Why Law Commission backs the sedition law, which SC has put on hold

SC has scheduled the next hearing in the matter in August

Law Commission/ Sedition Law Representative Image

In July 2021, during the course of hearing a batch of petitions challenging the Constitutional validity of the sedition law, then Chief Justice of India N. V. Ramana had posed a question before the government. He had asked the Attorney General to clarify if the colonial-era law was still needed 75 years after independence. He had then noted that the law was used by the British against Mahatma Gandhi and Bal Gangadhar Tilak and was now being misused.

“The government has repealed a number of laws... I don't know why you aren't looking into it,” Ramana had observed.

If that was the sentiment expressed by the top court with regard to the 153-year-old law, the 22nd Law Commission's report on 'Usage of the Law on Sedition', which was submitted to the government recently, expresses a contrary view point with regard to Section 124A of the Indian Penal Code.

The Commission, in its report submitted recently to the Union Law Ministry, states that the law needs to be retained and has called for amendments in its provisions to “bring about more clarity in the interpretation, understanding, and usage of the provision.”

The Commission, headed by former Karnataka High Court Chief Justice Ritu Raj Awasthi, has, however, said in its report that Section 124A should be amended to align it with the Supreme Court's verdict in the Kedar Nath case in 1962, in which it was emphasised that the presence of a pernicious tendency to incite violence is a precondition to invoke the sedition clause and the penal provision cannot be used to put curbs on free speech.

It has also called for an amendment in the penal provisions, stating that the punishment provided for the offence is very odd. “It could be imprisonment of life, or else, imprisonment upto three years only, but nothing in between,” it said.

The panel's recommendation is that the legislature should give a firmer indication to the courts of the gravity of the offence by fixing the maximum punishment at seven years rigorous imprisonment and fine.
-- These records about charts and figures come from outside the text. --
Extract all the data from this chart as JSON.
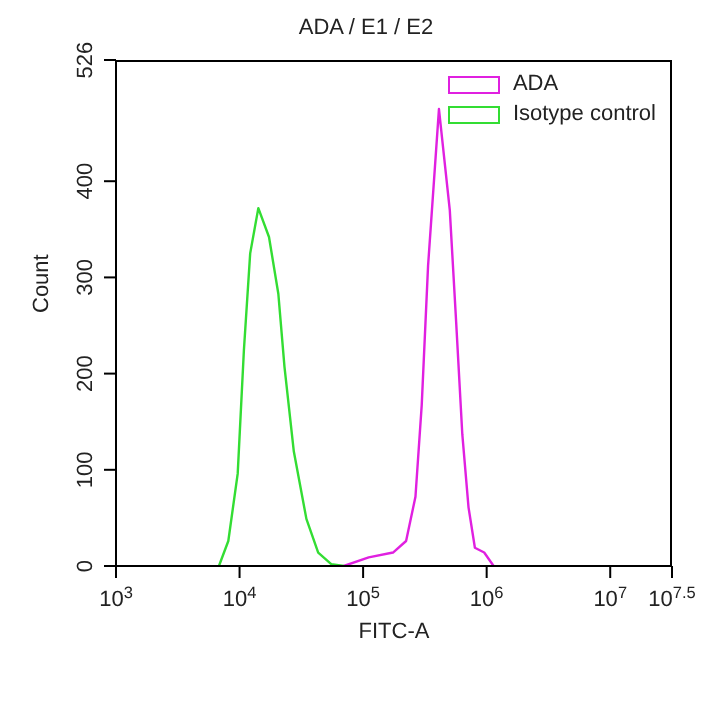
{
  "chart_data": {
    "type": "line",
    "title": "ADA / E1 / E2",
    "xlabel": "FITC-A",
    "ylabel": "Count",
    "log": "x",
    "legend": "top right",
    "marker": "none",
    "line_style": "solid",
    "xlim": [
      1000,
      31622777
    ],
    "xticks": [
      {
        "value": 1000,
        "label": "10$^{3}$"
      },
      {
        "value": 10000,
        "label": "10$^{4}$"
      },
      {
        "value": 100000,
        "label": "10$^{5}$"
      },
      {
        "value": 1000000,
        "label": "10$^{6}$"
      },
      {
        "value": 10000000,
        "label": "10$^{7}$"
      },
      {
        "value": 31622777,
        "label": "10$^{7.5}$"
      }
    ],
    "ylim": [
      0,
      526
    ],
    "yticks": [
      0,
      100,
      200,
      300,
      400,
      526
    ],
    "series": [
      {
        "name": "ADA",
        "color": "#e020e0",
        "x": [
          69800,
          111000,
          174600,
          222800,
          265300,
          298000,
          335500,
          411000,
          503000,
          566000,
          635000,
          713000,
          803000,
          955000,
          1138000
        ],
        "values": [
          0,
          9,
          14,
          26,
          72,
          167,
          312,
          475,
          370,
          254,
          137,
          61,
          19,
          14,
          0
        ]
      },
      {
        "name": "Isotype control",
        "color": "#33dd33",
        "x": [
          6810,
          8110,
          9660,
          10840,
          12190,
          14190,
          17310,
          20600,
          23100,
          27500,
          34750,
          43300,
          55200,
          70000
        ],
        "values": [
          0,
          26,
          96,
          224,
          325,
          372,
          342,
          283,
          207,
          119,
          49,
          14,
          2,
          0
        ]
      }
    ]
  }
}
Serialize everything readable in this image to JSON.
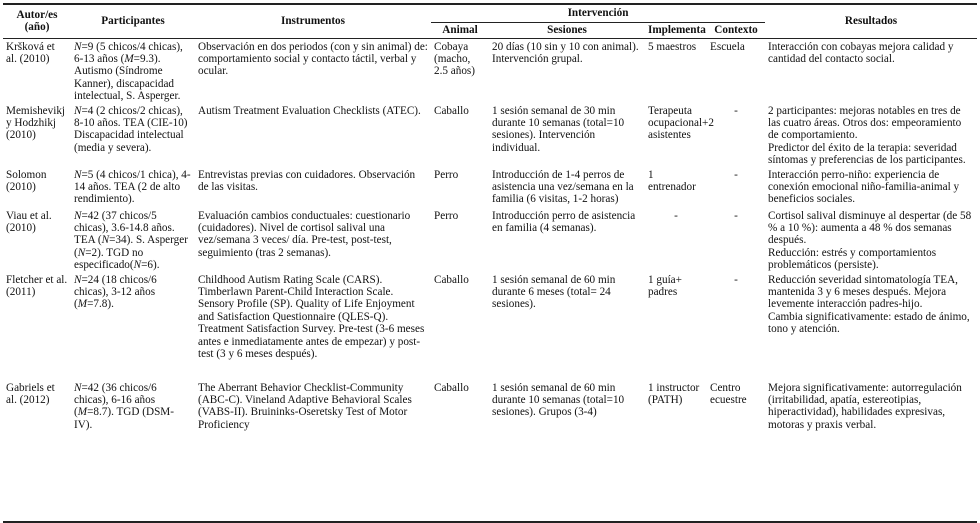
{
  "headers": {
    "autor": "Autor/es (año)",
    "participantes": "Participantes",
    "instrumentos": "Instrumentos",
    "intervencion": "Intervención",
    "animal": "Animal",
    "sesiones": "Sesiones",
    "implementa": "Implementa",
    "contexto": "Contexto",
    "resultados": "Resultados"
  },
  "rows": [
    {
      "autor": "Kršková et al. (2010)",
      "participantes": [
        {
          "t": "N",
          "i": true
        },
        {
          "t": "=9 (5 chicos/4 chicas), 6-13 años ("
        },
        {
          "t": "M",
          "i": true
        },
        {
          "t": "=9.3). Autismo (Síndrome Kanner), discapacidad intelectual, S. Asperger."
        }
      ],
      "instrumentos": "Observación en dos periodos (con y sin animal) de: comportamiento social y contacto táctil, verbal y ocular.",
      "animal": "Cobaya (macho, 2.5 años)",
      "sesiones": "20 días (10 sin y 10 con animal). Intervención grupal.",
      "implementa": "5 maestros",
      "contexto": "Escuela",
      "resultados": [
        "Interacción con cobayas mejora calidad y cantidad del contacto social."
      ]
    },
    {
      "autor": "Memishevikj y Hodzhikj (2010)",
      "participantes": [
        {
          "t": "N",
          "i": true
        },
        {
          "t": "=4 (2 chicos/2 chicas), 8-10 años. TEA (CIE-10) Discapacidad intelectual (media y severa)."
        }
      ],
      "instrumentos": "Autism Treatment Evaluation Checklists (ATEC).",
      "animal": "Caballo",
      "sesiones": "1 sesión semanal de 30 min durante 10 semanas (total=10 sesiones). Intervención individual.",
      "implementa": "Terapeuta ocupacional+2 asistentes",
      "contexto": "-",
      "resultados": [
        "2 participantes: mejoras notables en tres de las cuatro áreas. Otros dos: empeoramiento de comportamiento.",
        "Predictor del éxito de la terapia: severidad síntomas y preferencias de los participantes."
      ]
    },
    {
      "autor": "Solomon (2010)",
      "participantes": [
        {
          "t": "N",
          "i": true
        },
        {
          "t": "=5 (4 chicos/1 chica), 4-14 años. TEA (2 de alto rendimiento)."
        }
      ],
      "instrumentos": "Entrevistas previas con cuidadores. Observación de las visitas.",
      "animal": "Perro",
      "sesiones": "Introducción de 1-4 perros de asistencia una vez/semana en la familia (6 visitas, 1-2 horas)",
      "implementa": "1 entrenador",
      "contexto": "-",
      "resultados": [
        "Interacción perro-niño: experiencia de conexión emocional niño-familia-animal y beneficios sociales."
      ]
    },
    {
      "autor": "Viau et al. (2010)",
      "participantes": [
        {
          "t": "N",
          "i": true
        },
        {
          "t": "=42 (37 chicos/5 chicas), 3.6-14.8 años. TEA ("
        },
        {
          "t": "N",
          "i": true
        },
        {
          "t": "=34). S. Asperger ("
        },
        {
          "t": "N",
          "i": true
        },
        {
          "t": "=2). TGD no especificado("
        },
        {
          "t": "N",
          "i": true
        },
        {
          "t": "=6)."
        }
      ],
      "instrumentos": "Evaluación cambios conductuales: cuestionario (cuidadores). Nivel de cortisol salival una vez/semana 3 veces/ día. Pre-test, post-test, seguimiento (tras 2 semanas).",
      "animal": "Perro",
      "sesiones": "Introducción perro de asistencia en familia (4 semanas).",
      "implementa": "-",
      "contexto": "-",
      "resultados": [
        "Cortisol salival disminuye al despertar (de 58 % a 10 %): aumenta a 48 % dos semanas después.",
        "Reducción: estrés y comportamientos problemáticos (persiste)."
      ]
    },
    {
      "autor": "Fletcher et al. (2011)",
      "participantes": [
        {
          "t": "N",
          "i": true
        },
        {
          "t": "=24 (18 chicos/6 chicas), 3-12 años ("
        },
        {
          "t": "M",
          "i": true
        },
        {
          "t": "=7.8)."
        }
      ],
      "instrumentos": "Childhood Autism Rating Scale (CARS). Timberlawn Parent-Child Interaction Scale. Sensory Profile (SP). Quality of Life Enjoyment and Satisfaction Questionnaire (QLES-Q). Treatment Satisfaction Survey. Pre-test (3-6 meses antes e inmediatamente antes de empezar) y post-test (3 y 6 meses después).",
      "animal": "Caballo",
      "sesiones": "1 sesión semanal de 60 min durante 6 meses (total= 24 sesiones).",
      "implementa": "1 guía+ padres",
      "contexto": "-",
      "resultados": [
        "Reducción severidad sintomatología TEA, mantenida 3 y 6 meses después. Mejora levemente interacción padres-hijo.",
        "Cambia significativamente: estado de ánimo, tono y atención."
      ]
    },
    {
      "autor": "Gabriels et al. (2012)",
      "participantes": [
        {
          "t": "N",
          "i": true
        },
        {
          "t": "=42 (36 chicos/6 chicas), 6-16 años ("
        },
        {
          "t": "M",
          "i": true
        },
        {
          "t": "=8.7). TGD (DSM-IV)."
        }
      ],
      "instrumentos": "The Aberrant Behavior Checklist-Community (ABC-C). Vineland Adaptive Behavioral Scales (VABS-II). Bruininks-Oseretsky Test of Motor Proficiency",
      "animal": "Caballo",
      "sesiones": "1 sesión semanal de 60 min durante 10 semanas (total=10 sesiones). Grupos (3-4)",
      "implementa": "1 instructor (PATH)",
      "contexto": "Centro ecuestre",
      "resultados": [
        "Mejora significativamente: autorregulación (irritabilidad, apatía, estereotipias, hiperactividad), habilidades expresivas, motoras y praxis verbal."
      ]
    }
  ]
}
The Supreme Court had on May 11, 2022 suspended the operation of Section 124A till the government re-examined the law. The Centre had urged it to put on hold its hearing in the matter and conveyed to it its intent to re-examine the law.

As per the Commission, its report on the sedition law is in keeping with a reference received from the Union Home Ministry on March 29, 2016.

The Commission had received a reference from the Home Ministry on March 29, 2016, addressed to the Department of Legal Affairs, Law Ministry, for a study of the usage of the provision of Section 124A of the Indian Penal Code and suggest amendments, if any.

The 22nd Law Commission, constituted on November 7, 2022, took up the reference from the home ministry to study the sedition law.

It mentioned in its covering letter as it submitted the report to the law ministry that it undertook a comprehensive study of the law relating to sedition and its usage in India, tracing its genesis and development. “The Commission also analysed the history of sedition, both in colonial and independent India, the law on sedition in various jurisdictions, and the various pronouncements of the Hon'ble Supreme Court and the Hon'ble High Courts on the subject-matter,” it said.

Meanwhile, amendments in the sedition law could be brought before Parliament as early as Monsoon Session, while the Supreme Court has scheduled the next hearing in the matter in the second week of August.

The government on May 1 informed the Supreme Court that it had initiated the process of re-examining the colonial-era Sedition law. Attorney General R. Venkataramani had informed the court that the consultations on the review of Section 124A were in the final stages. It was also stated that a revised law could be tabled in the Monsoon Session of Parliament. Venkataramani had urged the court to schedule the hearing of the matter after the Monsoon Session. A bench of CJI D. Y. Chandrachud and Justice J. B. Pardiwala had taken into consideration Venkataramani's submission and posted the matter for its next hearing in the second week of August.